In this Anthropocene era—in which we’ve paved, dammed, and tilled the world, in which extinction rates rise and politics seem to grow ever uglier—Greg and I found hope in the growing movement to restore and rewild the natural world. Dams can be removed, rivers restored, wildlife revived. Nature heals remarkably well when we let it. Better still, when wild nature is near our cities, connective veins of wilderness can strengthen ecosystems and grant people nearby places to go deep and rediscover our own inner wildness—even if only for a couple of days. Heal nature and we heal ourselves. 

Greg and I—our souls replenished by water and birdsong—raised cold pints of ale and toasted the Blackfoot. We need this river, like we need all the wild and free rivers of the world, to show us the moon again and turn our lives to literature.

Follow in the Writer’s Paddle Strokes

Where: The Blackfoot River starts near the Continental Divide in the mountains south of Glacier National Park and flows for 132 miles through western Montana before joining the Clark Fork of the Columbia River near Missoula. 

Getting There: Missoula has the nearest airport, and Highway 200 is your access road for the Blackfoot. There are many public put-ins and take-outs, though the river pulls away from the highway for extended stretches that require travel by remote dirt roads. Only experienced paddlers should attempt the Blackfoot.

Best Time to Visit: The Blackfoot is suitable for paddling from May through September. May and the first half of June is high water and for experts only. July is the ideal month—the water is warm and still deep enough to cover the river’s many boulders but not so high that swims are perilous. After July paddling, the Blackfoot can be like pinball as you navigate through boulder fields. Fishing is excellent all summer and fall as soon as high water subsides.

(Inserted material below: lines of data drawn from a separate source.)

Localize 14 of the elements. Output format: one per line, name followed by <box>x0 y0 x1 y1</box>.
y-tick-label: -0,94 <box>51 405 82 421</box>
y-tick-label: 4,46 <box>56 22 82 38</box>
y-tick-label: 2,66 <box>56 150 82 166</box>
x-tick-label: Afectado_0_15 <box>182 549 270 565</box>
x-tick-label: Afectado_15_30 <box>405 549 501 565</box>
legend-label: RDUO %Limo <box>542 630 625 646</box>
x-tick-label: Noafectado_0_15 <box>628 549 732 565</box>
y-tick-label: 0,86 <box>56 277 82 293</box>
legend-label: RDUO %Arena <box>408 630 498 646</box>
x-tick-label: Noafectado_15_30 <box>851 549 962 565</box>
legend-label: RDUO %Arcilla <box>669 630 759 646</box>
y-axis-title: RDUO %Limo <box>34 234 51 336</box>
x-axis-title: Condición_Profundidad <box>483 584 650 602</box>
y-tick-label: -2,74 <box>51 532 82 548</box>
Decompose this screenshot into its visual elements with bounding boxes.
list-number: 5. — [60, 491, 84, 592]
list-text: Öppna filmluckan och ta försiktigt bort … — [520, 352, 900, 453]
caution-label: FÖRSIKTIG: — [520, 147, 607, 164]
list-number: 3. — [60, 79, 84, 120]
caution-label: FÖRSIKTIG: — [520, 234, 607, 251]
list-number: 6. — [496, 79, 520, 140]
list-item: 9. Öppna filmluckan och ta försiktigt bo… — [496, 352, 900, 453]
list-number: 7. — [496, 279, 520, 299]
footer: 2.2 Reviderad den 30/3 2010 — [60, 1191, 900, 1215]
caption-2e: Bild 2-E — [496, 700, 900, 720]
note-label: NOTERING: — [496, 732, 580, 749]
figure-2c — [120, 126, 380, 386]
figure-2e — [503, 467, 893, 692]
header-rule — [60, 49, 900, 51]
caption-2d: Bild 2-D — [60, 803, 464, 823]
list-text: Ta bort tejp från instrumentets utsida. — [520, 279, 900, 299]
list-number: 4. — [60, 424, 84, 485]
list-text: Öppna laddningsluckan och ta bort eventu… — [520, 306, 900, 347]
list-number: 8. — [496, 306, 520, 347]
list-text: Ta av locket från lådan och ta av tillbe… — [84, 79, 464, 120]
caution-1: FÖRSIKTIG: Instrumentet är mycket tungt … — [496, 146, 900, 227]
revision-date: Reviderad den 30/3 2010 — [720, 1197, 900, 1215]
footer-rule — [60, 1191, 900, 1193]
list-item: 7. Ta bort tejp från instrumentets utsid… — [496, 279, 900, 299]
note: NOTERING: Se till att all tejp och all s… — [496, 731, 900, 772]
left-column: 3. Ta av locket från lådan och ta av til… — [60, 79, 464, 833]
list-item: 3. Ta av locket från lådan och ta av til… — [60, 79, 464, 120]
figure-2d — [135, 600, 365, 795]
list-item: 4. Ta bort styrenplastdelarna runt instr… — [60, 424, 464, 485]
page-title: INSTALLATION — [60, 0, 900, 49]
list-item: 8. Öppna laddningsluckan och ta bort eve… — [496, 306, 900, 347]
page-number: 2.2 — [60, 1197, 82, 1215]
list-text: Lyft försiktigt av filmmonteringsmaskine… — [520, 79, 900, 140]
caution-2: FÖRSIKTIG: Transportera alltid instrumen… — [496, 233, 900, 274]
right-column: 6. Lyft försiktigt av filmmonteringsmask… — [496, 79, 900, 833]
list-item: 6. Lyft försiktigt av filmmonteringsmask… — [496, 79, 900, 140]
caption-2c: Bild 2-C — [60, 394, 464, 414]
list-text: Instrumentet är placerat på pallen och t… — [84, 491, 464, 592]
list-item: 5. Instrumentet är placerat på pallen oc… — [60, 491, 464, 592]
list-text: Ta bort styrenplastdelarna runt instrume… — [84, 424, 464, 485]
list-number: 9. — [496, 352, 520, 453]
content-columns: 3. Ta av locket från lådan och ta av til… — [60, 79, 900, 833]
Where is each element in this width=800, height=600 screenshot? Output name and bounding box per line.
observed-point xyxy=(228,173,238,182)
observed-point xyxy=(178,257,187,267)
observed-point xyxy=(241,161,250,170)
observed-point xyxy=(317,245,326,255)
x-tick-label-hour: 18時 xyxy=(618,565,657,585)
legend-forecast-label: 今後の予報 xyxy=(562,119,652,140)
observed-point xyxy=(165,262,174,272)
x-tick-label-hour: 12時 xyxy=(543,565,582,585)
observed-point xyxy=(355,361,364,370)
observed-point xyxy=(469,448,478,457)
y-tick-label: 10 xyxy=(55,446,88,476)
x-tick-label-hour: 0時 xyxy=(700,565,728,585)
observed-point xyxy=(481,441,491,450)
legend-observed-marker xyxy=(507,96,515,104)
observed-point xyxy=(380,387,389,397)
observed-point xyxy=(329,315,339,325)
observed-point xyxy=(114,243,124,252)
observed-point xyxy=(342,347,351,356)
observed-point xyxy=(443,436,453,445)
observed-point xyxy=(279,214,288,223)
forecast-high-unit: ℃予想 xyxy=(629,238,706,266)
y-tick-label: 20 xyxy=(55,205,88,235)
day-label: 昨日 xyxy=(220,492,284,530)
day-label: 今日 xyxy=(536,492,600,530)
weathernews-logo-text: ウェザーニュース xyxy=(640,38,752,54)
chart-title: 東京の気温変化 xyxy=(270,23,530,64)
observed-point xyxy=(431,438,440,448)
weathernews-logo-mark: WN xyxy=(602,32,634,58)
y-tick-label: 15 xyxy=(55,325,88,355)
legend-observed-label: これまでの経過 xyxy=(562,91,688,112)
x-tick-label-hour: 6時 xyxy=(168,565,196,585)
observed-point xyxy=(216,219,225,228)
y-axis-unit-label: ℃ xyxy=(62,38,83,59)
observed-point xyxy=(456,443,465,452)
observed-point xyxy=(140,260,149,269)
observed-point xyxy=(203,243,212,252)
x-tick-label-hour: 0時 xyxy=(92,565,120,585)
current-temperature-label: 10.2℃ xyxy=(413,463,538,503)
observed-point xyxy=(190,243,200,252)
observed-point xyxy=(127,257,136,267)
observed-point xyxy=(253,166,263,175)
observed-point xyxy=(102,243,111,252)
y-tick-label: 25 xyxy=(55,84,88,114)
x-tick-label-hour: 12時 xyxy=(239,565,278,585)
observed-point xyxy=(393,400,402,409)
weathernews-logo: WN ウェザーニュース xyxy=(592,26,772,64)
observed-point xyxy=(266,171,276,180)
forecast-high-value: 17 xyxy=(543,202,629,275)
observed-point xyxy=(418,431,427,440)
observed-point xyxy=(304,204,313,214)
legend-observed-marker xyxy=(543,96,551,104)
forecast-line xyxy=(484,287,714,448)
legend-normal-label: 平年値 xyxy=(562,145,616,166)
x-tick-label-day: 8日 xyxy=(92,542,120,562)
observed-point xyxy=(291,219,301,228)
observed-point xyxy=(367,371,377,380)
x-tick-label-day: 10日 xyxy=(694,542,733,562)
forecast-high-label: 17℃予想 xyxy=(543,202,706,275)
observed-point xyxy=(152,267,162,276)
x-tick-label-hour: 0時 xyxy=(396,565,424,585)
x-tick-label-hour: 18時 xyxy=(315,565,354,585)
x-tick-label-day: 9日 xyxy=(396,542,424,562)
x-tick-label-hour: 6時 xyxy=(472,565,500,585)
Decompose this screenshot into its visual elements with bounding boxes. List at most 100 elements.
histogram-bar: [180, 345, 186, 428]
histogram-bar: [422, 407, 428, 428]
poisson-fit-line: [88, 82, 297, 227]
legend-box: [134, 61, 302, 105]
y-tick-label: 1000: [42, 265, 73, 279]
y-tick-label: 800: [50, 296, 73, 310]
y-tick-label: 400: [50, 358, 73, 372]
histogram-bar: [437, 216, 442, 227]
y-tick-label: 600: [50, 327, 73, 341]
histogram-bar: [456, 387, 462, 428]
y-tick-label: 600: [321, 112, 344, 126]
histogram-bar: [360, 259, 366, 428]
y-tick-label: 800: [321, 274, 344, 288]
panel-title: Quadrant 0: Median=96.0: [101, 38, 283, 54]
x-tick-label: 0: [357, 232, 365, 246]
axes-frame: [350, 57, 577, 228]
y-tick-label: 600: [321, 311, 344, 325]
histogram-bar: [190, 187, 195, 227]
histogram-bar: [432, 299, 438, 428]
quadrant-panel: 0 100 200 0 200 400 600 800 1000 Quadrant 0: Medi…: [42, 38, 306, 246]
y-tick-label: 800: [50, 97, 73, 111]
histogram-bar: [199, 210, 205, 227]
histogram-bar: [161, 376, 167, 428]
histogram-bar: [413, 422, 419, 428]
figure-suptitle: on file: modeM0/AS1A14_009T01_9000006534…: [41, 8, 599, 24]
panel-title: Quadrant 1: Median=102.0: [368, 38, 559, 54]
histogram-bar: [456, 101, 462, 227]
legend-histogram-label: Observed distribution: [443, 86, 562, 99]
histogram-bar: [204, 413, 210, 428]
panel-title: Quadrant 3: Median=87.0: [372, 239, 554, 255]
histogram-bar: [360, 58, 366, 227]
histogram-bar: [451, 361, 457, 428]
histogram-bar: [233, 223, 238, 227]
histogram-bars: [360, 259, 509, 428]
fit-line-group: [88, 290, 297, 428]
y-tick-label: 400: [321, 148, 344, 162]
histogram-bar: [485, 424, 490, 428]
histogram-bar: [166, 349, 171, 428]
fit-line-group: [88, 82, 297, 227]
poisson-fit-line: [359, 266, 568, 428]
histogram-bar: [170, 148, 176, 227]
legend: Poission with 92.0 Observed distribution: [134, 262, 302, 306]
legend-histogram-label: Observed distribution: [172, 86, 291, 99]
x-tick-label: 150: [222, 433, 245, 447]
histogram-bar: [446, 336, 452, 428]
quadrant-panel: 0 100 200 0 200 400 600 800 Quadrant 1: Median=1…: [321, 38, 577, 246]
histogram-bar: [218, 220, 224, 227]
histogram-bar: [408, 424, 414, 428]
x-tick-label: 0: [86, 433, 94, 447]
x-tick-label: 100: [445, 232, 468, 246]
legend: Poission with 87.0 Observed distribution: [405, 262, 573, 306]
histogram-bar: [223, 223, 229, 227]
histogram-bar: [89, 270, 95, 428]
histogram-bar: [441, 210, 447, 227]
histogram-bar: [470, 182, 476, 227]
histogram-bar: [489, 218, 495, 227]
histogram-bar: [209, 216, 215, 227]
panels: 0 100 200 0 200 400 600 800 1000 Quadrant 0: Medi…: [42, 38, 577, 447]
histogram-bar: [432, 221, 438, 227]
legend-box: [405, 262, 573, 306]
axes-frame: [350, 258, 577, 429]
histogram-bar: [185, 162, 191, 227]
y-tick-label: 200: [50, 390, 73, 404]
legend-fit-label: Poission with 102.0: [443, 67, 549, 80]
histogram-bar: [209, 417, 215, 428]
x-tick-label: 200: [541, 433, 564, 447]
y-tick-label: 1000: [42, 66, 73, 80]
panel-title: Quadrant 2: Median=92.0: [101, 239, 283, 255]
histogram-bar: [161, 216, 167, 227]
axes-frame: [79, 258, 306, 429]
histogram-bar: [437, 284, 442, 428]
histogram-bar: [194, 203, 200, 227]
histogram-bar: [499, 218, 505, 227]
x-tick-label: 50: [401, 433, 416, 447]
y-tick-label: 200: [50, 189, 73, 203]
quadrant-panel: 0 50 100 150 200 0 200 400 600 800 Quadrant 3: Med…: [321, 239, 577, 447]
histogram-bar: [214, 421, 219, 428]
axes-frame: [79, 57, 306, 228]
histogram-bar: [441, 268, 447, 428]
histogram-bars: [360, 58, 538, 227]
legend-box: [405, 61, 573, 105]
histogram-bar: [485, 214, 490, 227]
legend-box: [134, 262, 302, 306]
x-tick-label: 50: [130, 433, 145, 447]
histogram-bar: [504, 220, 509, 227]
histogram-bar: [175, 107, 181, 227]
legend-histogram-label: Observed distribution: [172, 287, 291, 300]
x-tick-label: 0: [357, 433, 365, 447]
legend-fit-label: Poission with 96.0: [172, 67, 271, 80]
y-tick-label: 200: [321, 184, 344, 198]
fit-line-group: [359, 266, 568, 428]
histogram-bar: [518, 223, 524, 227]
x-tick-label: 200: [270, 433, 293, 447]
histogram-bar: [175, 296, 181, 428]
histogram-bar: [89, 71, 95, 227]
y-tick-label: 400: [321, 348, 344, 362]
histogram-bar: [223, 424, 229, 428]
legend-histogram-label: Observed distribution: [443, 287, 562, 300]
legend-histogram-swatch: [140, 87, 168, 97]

Camping: A scattering of campgrounds are available along the river, but the best sites are the five Montana Fish, Wildlife, and Parks float-in sites accessible only to paddlers. They can be reserved in advance by calling the FWP office at (406) 542-5564.

Pro Tips: While sections of the river can be paddled by beginners, the many class I-III rapids make the Blackfoot more suitable for intermediates and above. Paddleboards and other paddle-powered watercraft can be rented at the Trailhead or Strongwater in Missoula. 

Additional Reading: A River Runs Through It (University of Chicago Press, 1976) by Norman Maclean. Paddling Montana (Falcon Publishing, 2008) by Hank and Carol Fischer.